Ao considerar a educação em saúde de maneira ampla, vale enfatizar a importância de identificá-la como responsabilidade das esferas municipais, estaduais

e federal, indissociável da saúde geral das pessoas e como um direito de cidadania. Dessa forma, pode possibilitar a ação da sociedade na formulação das políticas de saúde bucal, dentro dos princípios do SUS, para modificar o atual modelo assistencial apenas curativo, além de mutilador, de alto custo, baixa cobertura e impacto epidemiológico, com exclusão de uma parcela significativa da população (MATTOS, 2006).

Nesse contexto, a educação, construída pelo indivíduo na sua relação com os outros e com o mundo, torna-se um “instrumento de transformação social, ao contribuir na formação do homem, crítico, criativo, reflexivo, capaz de assumir, no conjunto das lutas sociais, o papel de agente ativo de transformação da sociedade e de si próprio, na conquista de direitos e justiça social e na adoção de novas práticas de interlocução, participação e articulação das ações para além dos espaços institucionais” (MATTOS, 2006).

A prática educativa humanizada na área da saúde coloca o homem como centro do processo de construção da cidadania, tornando-se comprometida e integrada à realidade social e epidemiológica e às políticas sociais e de saúde, oportunizando a formação contextualizada e transformada (DIETRICH; PORTERO; SCHMIDT, 2007). Cabe aos cursos de graduação em Odontologia cuidar dos interesses científicos ou didáticos, proporcionando a construção, a reafirmação e a confrontação com a teoria, sem negligenciar a formação profissional de pessoas comprometidas com o bem-estar e a melhoria da sociedade, onde a teoria e a prática devem se interrelacionar continuamente, proporcionando espaços de criação, de integração e de reflexão crítica (DITTERICH; PORTERO; SCHMIDT, 2007).

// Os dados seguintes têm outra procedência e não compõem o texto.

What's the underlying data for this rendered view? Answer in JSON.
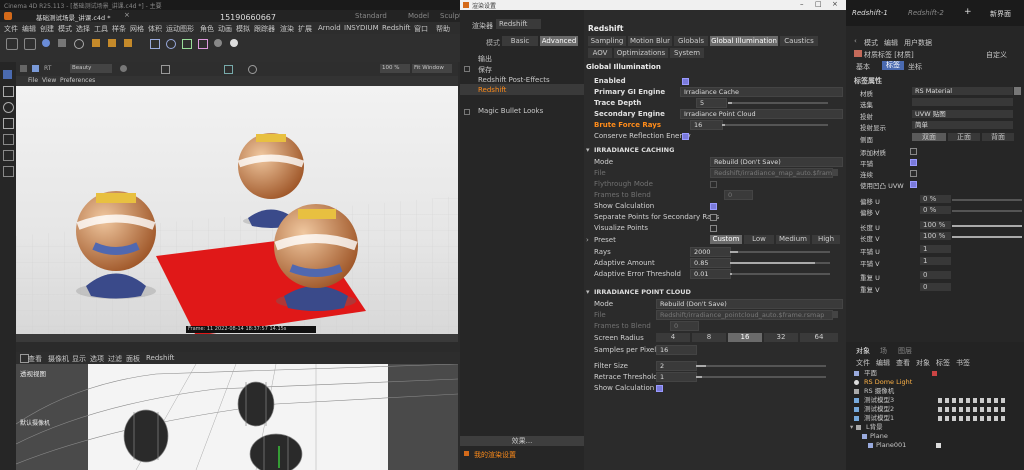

Portanto, para formar profissionais com o perfil que atenda às necessidades do SUS, os cursos de saúde precisam adequar sua abordagem pedagógica,

favorecer a articulação dos conhecimentos, trabalhar em equipes multiprofissionais e promover atividades práticas ao longo de todo o curso em todos os tipos de unidades de saúde (MORITA; KRIGER, 2004).

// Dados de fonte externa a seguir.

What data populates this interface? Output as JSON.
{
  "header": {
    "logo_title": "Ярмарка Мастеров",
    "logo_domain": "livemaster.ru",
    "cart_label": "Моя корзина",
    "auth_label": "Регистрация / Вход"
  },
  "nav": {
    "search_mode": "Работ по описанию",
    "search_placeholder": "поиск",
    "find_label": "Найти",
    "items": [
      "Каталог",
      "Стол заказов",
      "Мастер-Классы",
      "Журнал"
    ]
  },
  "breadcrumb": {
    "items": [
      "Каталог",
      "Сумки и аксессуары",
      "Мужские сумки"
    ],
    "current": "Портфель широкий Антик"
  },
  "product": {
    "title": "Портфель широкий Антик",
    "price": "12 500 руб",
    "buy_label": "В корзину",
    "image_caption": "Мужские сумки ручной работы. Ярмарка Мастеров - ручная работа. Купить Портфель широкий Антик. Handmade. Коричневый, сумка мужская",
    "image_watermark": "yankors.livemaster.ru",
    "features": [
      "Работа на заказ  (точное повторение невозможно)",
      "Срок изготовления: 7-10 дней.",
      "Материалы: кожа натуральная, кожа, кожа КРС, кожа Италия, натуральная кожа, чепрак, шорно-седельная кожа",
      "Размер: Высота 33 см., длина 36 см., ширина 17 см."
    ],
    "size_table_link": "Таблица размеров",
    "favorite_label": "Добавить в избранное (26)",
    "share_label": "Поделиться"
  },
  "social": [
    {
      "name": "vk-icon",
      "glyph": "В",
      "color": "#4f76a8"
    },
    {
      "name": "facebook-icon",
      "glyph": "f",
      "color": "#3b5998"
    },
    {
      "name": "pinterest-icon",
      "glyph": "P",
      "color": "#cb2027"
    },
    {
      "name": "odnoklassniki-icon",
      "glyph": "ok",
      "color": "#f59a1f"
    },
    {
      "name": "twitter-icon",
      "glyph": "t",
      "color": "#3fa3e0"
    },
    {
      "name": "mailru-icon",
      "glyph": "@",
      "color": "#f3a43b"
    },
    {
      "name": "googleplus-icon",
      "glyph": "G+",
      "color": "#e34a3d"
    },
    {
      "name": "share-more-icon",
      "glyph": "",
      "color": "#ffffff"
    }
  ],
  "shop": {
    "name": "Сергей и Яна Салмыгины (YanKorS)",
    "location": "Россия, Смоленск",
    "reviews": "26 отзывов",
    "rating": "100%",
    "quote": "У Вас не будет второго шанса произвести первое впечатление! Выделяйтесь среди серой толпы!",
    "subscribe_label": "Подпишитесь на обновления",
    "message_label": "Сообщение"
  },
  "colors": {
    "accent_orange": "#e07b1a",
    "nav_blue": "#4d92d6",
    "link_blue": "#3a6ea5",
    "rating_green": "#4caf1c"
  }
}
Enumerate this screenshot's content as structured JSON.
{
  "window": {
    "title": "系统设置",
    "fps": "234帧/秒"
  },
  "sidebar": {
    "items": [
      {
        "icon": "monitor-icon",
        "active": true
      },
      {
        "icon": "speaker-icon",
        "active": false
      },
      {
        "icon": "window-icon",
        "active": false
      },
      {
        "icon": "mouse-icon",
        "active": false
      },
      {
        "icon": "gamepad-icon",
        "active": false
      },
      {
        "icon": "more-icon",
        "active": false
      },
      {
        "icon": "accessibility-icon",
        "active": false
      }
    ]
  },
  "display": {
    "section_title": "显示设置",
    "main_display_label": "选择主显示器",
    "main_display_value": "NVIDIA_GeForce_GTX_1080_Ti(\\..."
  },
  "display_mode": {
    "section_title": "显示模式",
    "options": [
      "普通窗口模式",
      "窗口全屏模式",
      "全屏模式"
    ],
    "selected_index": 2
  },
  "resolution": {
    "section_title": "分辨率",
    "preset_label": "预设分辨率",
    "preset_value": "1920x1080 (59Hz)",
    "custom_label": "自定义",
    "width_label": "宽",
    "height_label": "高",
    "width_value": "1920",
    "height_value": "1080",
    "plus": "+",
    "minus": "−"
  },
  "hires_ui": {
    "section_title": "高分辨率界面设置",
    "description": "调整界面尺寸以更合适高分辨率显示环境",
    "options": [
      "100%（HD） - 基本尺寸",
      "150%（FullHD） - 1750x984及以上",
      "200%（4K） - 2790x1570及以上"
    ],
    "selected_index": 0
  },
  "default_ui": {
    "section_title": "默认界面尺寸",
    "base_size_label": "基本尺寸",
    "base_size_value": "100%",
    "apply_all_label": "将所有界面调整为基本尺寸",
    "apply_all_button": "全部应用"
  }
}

Acredita-se, assim, que o futuro da saúde bucal dependerá não só da forma como for equacionado o desafio fundamental de fortalecer a sociedade civil, de respeitar os movimentos sociais populares e consolidar a democracia (FRAZÃO; NARVAI, 2009), como da formação de novos profissionais voltados para a prevenção e promoção de saúde, como preconizado pelas DCN (ANEXO C).